German mathematician (born 1977)

Kathrin Bringmann (born 8 May 1977) is a German number theorist in the University of Cologne, Germany, who has made fundamental contributions to the theory of mock theta functions.

==Education and career==

Kathrin Bringmann was born on 8 May 1977, in Muenster, Germany. She passed the State Examinations in Mathematics and Theology at the University of Würzburg, Germany, in 2002, and obtained a Diploma in Mathematics at Würzburg in 2003. She received PhD in 2004 from University of Heidelberg under the supervision of Winfried Kohnen.

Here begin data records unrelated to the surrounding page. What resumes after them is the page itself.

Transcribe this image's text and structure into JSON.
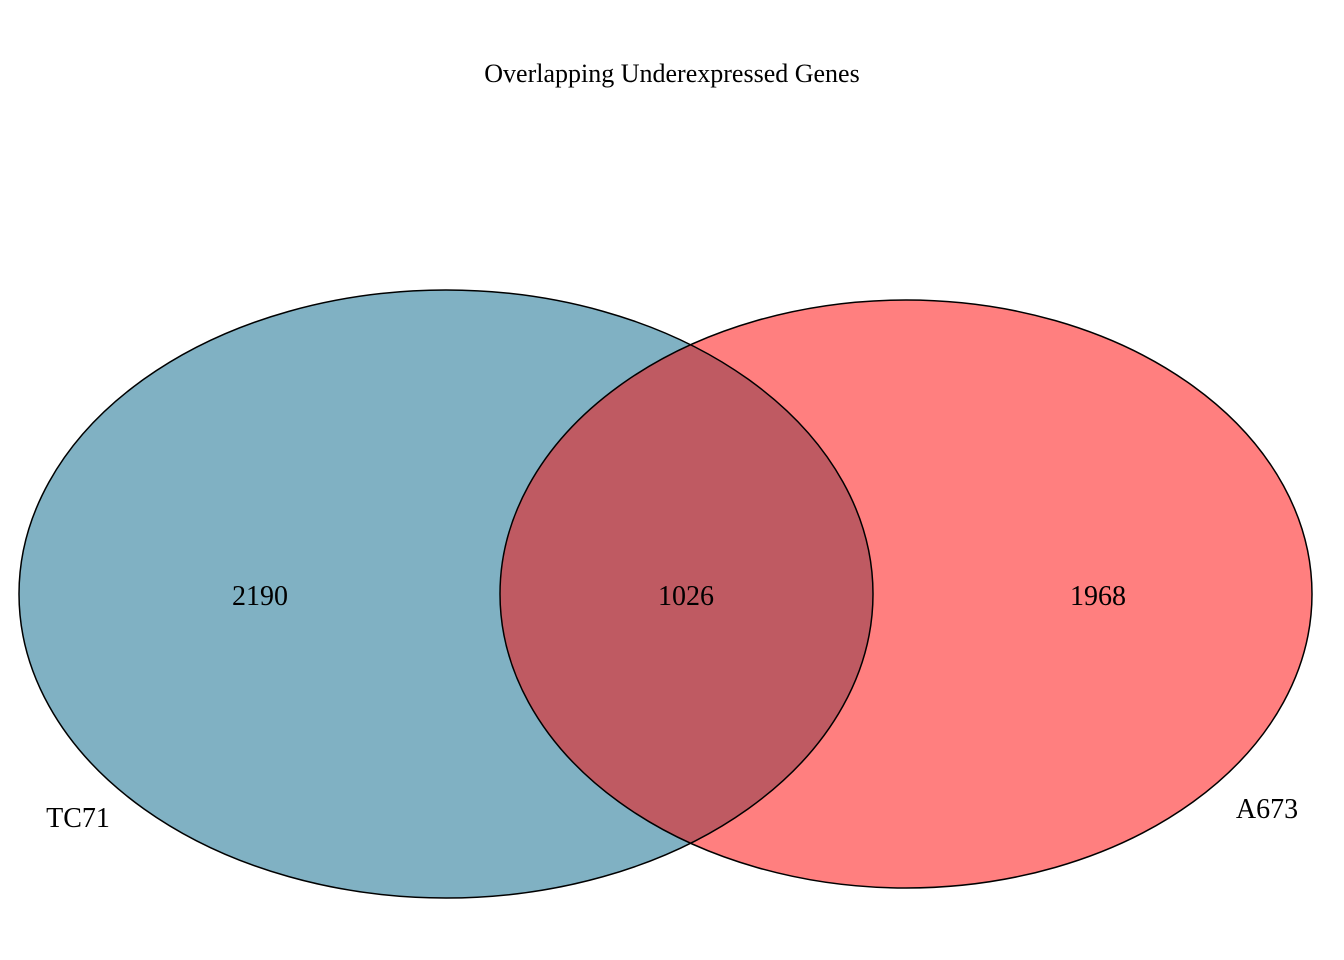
{
  "title": "Overlapping Underexpressed Genes",
  "sets": [
    {
      "name": "TC71",
      "only_count": "2190",
      "fill_color": "#80b1c3"
    },
    {
      "name": "A673",
      "only_count": "1968",
      "fill_color": "#ff7f7f"
    }
  ],
  "intersection": {
    "count": "1026",
    "fill_color": "#bf5a62"
  },
  "outline_color": "#000000"
}
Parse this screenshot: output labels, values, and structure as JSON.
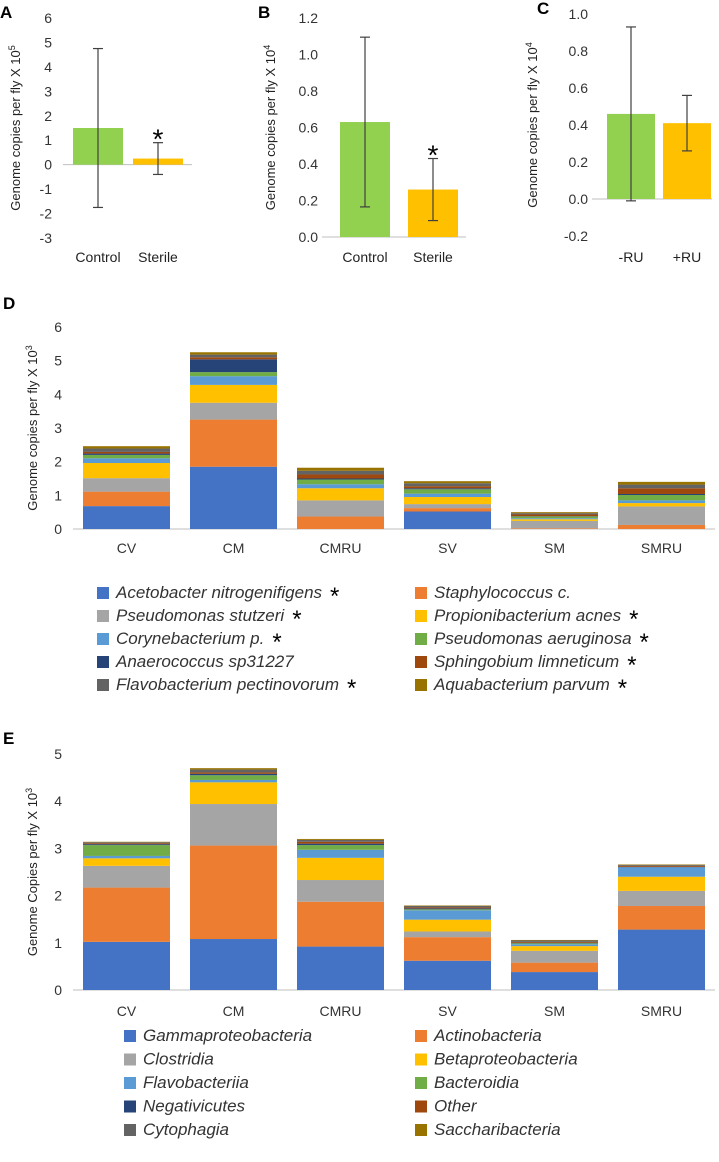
{
  "colors": {
    "green": "#92D050",
    "yellow": "#FFC000",
    "axis": "#BFBFBF",
    "error": "#404040"
  },
  "chart_data": [
    {
      "id": "A",
      "panel_label": "A",
      "type": "bar",
      "categories": [
        "Control",
        "Sterile"
      ],
      "values": [
        1.5,
        0.25
      ],
      "error_low": [
        -1.75,
        -0.4
      ],
      "error_high": [
        4.75,
        0.9
      ],
      "bar_colors": [
        "#92D050",
        "#FFC000"
      ],
      "ylabel": "Genome copies per fly X 10",
      "ylabel_exp": "5",
      "ylim": [
        -3,
        6
      ],
      "yticks": [
        "-3",
        "-2",
        "-1",
        "0",
        "1",
        "2",
        "3",
        "4",
        "5",
        "6"
      ],
      "significance": [
        "",
        "*"
      ]
    },
    {
      "id": "B",
      "panel_label": "B",
      "type": "bar",
      "categories": [
        "Control",
        "Sterile"
      ],
      "values": [
        0.63,
        0.26
      ],
      "error_low": [
        0.165,
        0.09
      ],
      "error_high": [
        1.095,
        0.43
      ],
      "bar_colors": [
        "#92D050",
        "#FFC000"
      ],
      "ylabel": "Genome copies per fly X 10",
      "ylabel_exp": "4",
      "ylim": [
        0,
        1.2
      ],
      "yticks": [
        "0.0",
        "0.2",
        "0.4",
        "0.6",
        "0.8",
        "1.0",
        "1.2"
      ],
      "significance": [
        "",
        "*"
      ]
    },
    {
      "id": "C",
      "panel_label": "C",
      "type": "bar",
      "categories": [
        "-RU",
        "+RU"
      ],
      "values": [
        0.46,
        0.41
      ],
      "error_low": [
        -0.01,
        0.26
      ],
      "error_high": [
        0.93,
        0.56
      ],
      "bar_colors": [
        "#92D050",
        "#FFC000"
      ],
      "ylabel": "Genome copies per fly X 10",
      "ylabel_exp": "4",
      "ylim": [
        -0.2,
        1.0
      ],
      "yticks": [
        "-0.2",
        "0.0",
        "0.2",
        "0.4",
        "0.6",
        "0.8",
        "1.0"
      ],
      "significance": [
        "",
        ""
      ]
    },
    {
      "id": "D",
      "panel_label": "D",
      "type": "bar",
      "stacked": true,
      "categories": [
        "CV",
        "CM",
        "CMRU",
        "SV",
        "SM",
        "SMRU"
      ],
      "ylabel": "Genome copies per fly X 10",
      "ylabel_exp": "3",
      "ylim": [
        0,
        6
      ],
      "yticks": [
        "0",
        "1",
        "2",
        "3",
        "4",
        "5",
        "6"
      ],
      "series": [
        {
          "name": "Acetobacter nitrogenifigens",
          "star": true,
          "color": "#4472C4",
          "values": [
            0.68,
            1.85,
            0.0,
            0.52,
            0.0,
            0.0
          ]
        },
        {
          "name": "Staphylococcus c.",
          "star": false,
          "color": "#ED7D31",
          "values": [
            0.43,
            1.4,
            0.37,
            0.1,
            0.02,
            0.12
          ]
        },
        {
          "name": "Pseudomonas stutzeri",
          "star": true,
          "color": "#A5A5A5",
          "values": [
            0.4,
            0.5,
            0.48,
            0.12,
            0.22,
            0.55
          ]
        },
        {
          "name": "Propionibacterium acnes",
          "star": true,
          "color": "#FFC000",
          "values": [
            0.45,
            0.53,
            0.36,
            0.21,
            0.05,
            0.1
          ]
        },
        {
          "name": "Corynebacterium p.",
          "star": true,
          "color": "#5B9BD5",
          "values": [
            0.14,
            0.26,
            0.12,
            0.1,
            0.03,
            0.08
          ]
        },
        {
          "name": "Pseudomonas aeruginosa",
          "star": true,
          "color": "#70AD47",
          "values": [
            0.1,
            0.12,
            0.14,
            0.13,
            0.05,
            0.16
          ]
        },
        {
          "name": "Anaerococcus sp31227",
          "star": false,
          "color": "#264478",
          "values": [
            0.04,
            0.38,
            0.03,
            0.03,
            0.01,
            0.03
          ]
        },
        {
          "name": "Sphingobium limneticum",
          "star": true,
          "color": "#9E480E",
          "values": [
            0.05,
            0.06,
            0.12,
            0.06,
            0.05,
            0.17
          ]
        },
        {
          "name": "Flavobacterium pectinovorum",
          "star": true,
          "color": "#636363",
          "values": [
            0.1,
            0.08,
            0.11,
            0.09,
            0.04,
            0.11
          ]
        },
        {
          "name": "Aquabacterium parvum",
          "star": true,
          "color": "#997300",
          "values": [
            0.07,
            0.07,
            0.09,
            0.06,
            0.03,
            0.08
          ]
        }
      ]
    },
    {
      "id": "E",
      "panel_label": "E",
      "type": "bar",
      "stacked": true,
      "categories": [
        "CV",
        "CM",
        "CMRU",
        "SV",
        "SM",
        "SMRU"
      ],
      "ylabel": "Genome Copies per fly X 10",
      "ylabel_exp": "3",
      "ylim": [
        0,
        5
      ],
      "yticks": [
        "0",
        "1",
        "2",
        "3",
        "4",
        "5"
      ],
      "series": [
        {
          "name": "Gammaproteobacteria",
          "color": "#4472C4",
          "values": [
            1.02,
            1.08,
            0.92,
            0.62,
            0.38,
            1.28
          ]
        },
        {
          "name": "Actinobacteria",
          "color": "#ED7D31",
          "values": [
            1.15,
            1.98,
            0.95,
            0.5,
            0.2,
            0.5
          ]
        },
        {
          "name": "Clostridia",
          "color": "#A5A5A5",
          "values": [
            0.46,
            0.88,
            0.46,
            0.12,
            0.25,
            0.32
          ]
        },
        {
          "name": "Betaproteobacteria",
          "color": "#FFC000",
          "values": [
            0.16,
            0.46,
            0.47,
            0.25,
            0.1,
            0.3
          ]
        },
        {
          "name": "Flavobacteriia",
          "color": "#5B9BD5",
          "values": [
            0.05,
            0.05,
            0.17,
            0.2,
            0.04,
            0.2
          ]
        },
        {
          "name": "Bacteroidia",
          "color": "#70AD47",
          "values": [
            0.23,
            0.1,
            0.1,
            0.02,
            0.02,
            0.0
          ]
        },
        {
          "name": "Negativicutes",
          "color": "#264478",
          "values": [
            0.02,
            0.03,
            0.03,
            0.02,
            0.01,
            0.01
          ]
        },
        {
          "name": "Other",
          "color": "#9E480E",
          "values": [
            0.02,
            0.03,
            0.04,
            0.02,
            0.02,
            0.02
          ]
        },
        {
          "name": "Cytophagia",
          "color": "#636363",
          "values": [
            0.02,
            0.06,
            0.04,
            0.03,
            0.03,
            0.02
          ]
        },
        {
          "name": "Saccharibacteria",
          "color": "#997300",
          "values": [
            0.01,
            0.03,
            0.02,
            0.01,
            0.01,
            0.01
          ]
        }
      ]
    }
  ]
}
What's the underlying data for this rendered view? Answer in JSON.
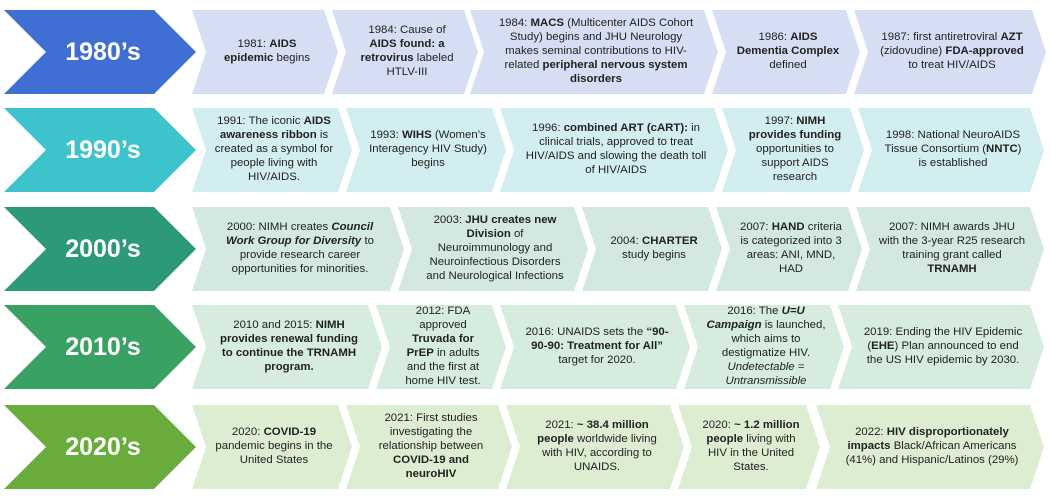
{
  "rows": [
    {
      "decade": "1980’s",
      "arrow_color": "#3f6fd4",
      "box_color": "#d5def3",
      "events": [
        [
          {
            "t": "1981: "
          },
          {
            "t": "AIDS epidemic",
            "b": true
          },
          {
            "t": " begins"
          }
        ],
        [
          {
            "t": "1984: Cause of "
          },
          {
            "t": "AIDS found: a retrovirus",
            "b": true
          },
          {
            "t": " labeled HTLV-III"
          }
        ],
        [
          {
            "t": "1984: "
          },
          {
            "t": "MACS",
            "b": true
          },
          {
            "t": " (Multicenter AIDS Cohort Study) begins and JHU Neurology makes seminal contributions to HIV-related "
          },
          {
            "t": "peripheral nervous system disorders",
            "b": true
          }
        ],
        [
          {
            "t": "1986: "
          },
          {
            "t": "AIDS Dementia Complex",
            "b": true
          },
          {
            "t": " defined"
          }
        ],
        [
          {
            "t": "1987: first antiretroviral "
          },
          {
            "t": "AZT",
            "b": true
          },
          {
            "t": " (zidovudine) "
          },
          {
            "t": "FDA-approved",
            "b": true
          },
          {
            "t": " to treat HIV/AIDS"
          }
        ]
      ]
    },
    {
      "decade": "1990’s",
      "arrow_color": "#3cc3cc",
      "box_color": "#d3eef0",
      "events": [
        [
          {
            "t": "1991: The iconic "
          },
          {
            "t": "AIDS awareness ribbon",
            "b": true
          },
          {
            "t": " is created as a symbol for people living with HIV/AIDS."
          }
        ],
        [
          {
            "t": "1993: "
          },
          {
            "t": "WIHS",
            "b": true
          },
          {
            "t": " (Women’s Interagency HIV Study) begins"
          }
        ],
        [
          {
            "t": "1996: "
          },
          {
            "t": "combined ART (cART):",
            "b": true
          },
          {
            "t": " in clinical trials, approved to treat HIV/AIDS and slowing the death toll of HIV/AIDS"
          }
        ],
        [
          {
            "t": "1997: "
          },
          {
            "t": "NIMH provides funding",
            "b": true
          },
          {
            "t": " opportunities to support AIDS research"
          }
        ],
        [
          {
            "t": "1998: National NeuroAIDS Tissue Consortium ("
          },
          {
            "t": "NNTC",
            "b": true
          },
          {
            "t": ") is established"
          }
        ]
      ]
    },
    {
      "decade": "2000’s",
      "arrow_color": "#2c9a78",
      "box_color": "#d3e9df",
      "events": [
        [
          {
            "t": "2000: NIMH creates "
          },
          {
            "t": "Council Work Group for Diversity",
            "b": true,
            "i": true
          },
          {
            "t": " to provide research career opportunities for minorities."
          }
        ],
        [
          {
            "t": "2003: "
          },
          {
            "t": "JHU creates new Division",
            "b": true
          },
          {
            "t": " of Neuroimmunology and Neuroinfectious Disorders and Neurological Infections"
          }
        ],
        [
          {
            "t": "2004: "
          },
          {
            "t": "CHARTER",
            "b": true
          },
          {
            "t": " study begins"
          }
        ],
        [
          {
            "t": "2007: "
          },
          {
            "t": "HAND",
            "b": true
          },
          {
            "t": " criteria is categorized into 3 areas: ANI, MND, HAD"
          }
        ],
        [
          {
            "t": "2007: NIMH awards JHU with the 3-year R25 research training grant called "
          },
          {
            "t": "TRNAMH",
            "b": true
          }
        ]
      ]
    },
    {
      "decade": "2010’s",
      "arrow_color": "#3aa165",
      "box_color": "#d5ecde",
      "events": [
        [
          {
            "t": "2010 and 2015: "
          },
          {
            "t": "NIMH provides renewal funding to continue the TRNAMH program.",
            "b": true
          }
        ],
        [
          {
            "t": "2012: FDA approved "
          },
          {
            "t": "Truvada for PrEP",
            "b": true
          },
          {
            "t": " in adults and the first at home HIV test."
          }
        ],
        [
          {
            "t": "2016: UNAIDS sets the "
          },
          {
            "t": "“90-90-90: Treatment for All”",
            "b": true
          },
          {
            "t": " target for 2020."
          }
        ],
        [
          {
            "t": "2016: The "
          },
          {
            "t": "U=U Campaign",
            "b": true,
            "i": true
          },
          {
            "t": " is launched, which aims to destigmatize HIV. "
          },
          {
            "t": "Undetectable = Untransmissible",
            "i": true
          }
        ],
        [
          {
            "t": "2019: Ending the HIV Epidemic ("
          },
          {
            "t": "EHE",
            "b": true
          },
          {
            "t": ") Plan announced to end the US HIV epidemic by 2030."
          }
        ]
      ]
    },
    {
      "decade": "2020’s",
      "arrow_color": "#6aac3c",
      "box_color": "#ddedd2",
      "events": [
        [
          {
            "t": "2020: "
          },
          {
            "t": "COVID-19",
            "b": true
          },
          {
            "t": " pandemic begins in the United States"
          }
        ],
        [
          {
            "t": "2021: First studies investigating the relationship between "
          },
          {
            "t": "COVID-19 and neuroHIV",
            "b": true
          }
        ],
        [
          {
            "t": "2021: "
          },
          {
            "t": "~ 38.4 million people",
            "b": true
          },
          {
            "t": " worldwide living with HIV, according to UNAIDS."
          }
        ],
        [
          {
            "t": "2020: "
          },
          {
            "t": "~ 1.2 million people",
            "b": true
          },
          {
            "t": " living with HIV in the United States."
          }
        ],
        [
          {
            "t": "2022: "
          },
          {
            "t": "HIV disproportionately impacts",
            "b": true
          },
          {
            "t": " Black/African Americans (41%) and Hispanic/Latinos (29%)"
          }
        ]
      ]
    }
  ]
}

During 2004–07, she was Edward Burr Van Vleck Assistant Professor with the University of Wisconsin where she began her collaboration with Ken Ono. After briefly serving as an assistant professor at the University of Minnesota, she joined the University of Cologne, Germany, as Professor.

==Recognition==
Bringmann has been awarded the Alfried Krupp-Förderpreis for Young Professors, a one-million-Euro prize instituted by the Alfried Krupp von Bohlen und Halbach Foundation. She is the third mathematician to win this prize. She has also been awarded the SASTRA Ramanujan Prize in 2009 for her contributions to "areas of mathematics influenced by the genius Srinivasa Ramanujan."

She was the Emmy Noether Lecturer of the German Mathematical Society in 2015.

A book by Bringmann with Amanda Folsom, Ken Ono, and Larry Rolen, Harmonic Maass Forms and Mock Modular Forms: Theory and Applications (Amer. Math. Soc., 2018), won the 2018 Prose Award for Best Scholarly Book in Mathematics from the Association of American Publishers.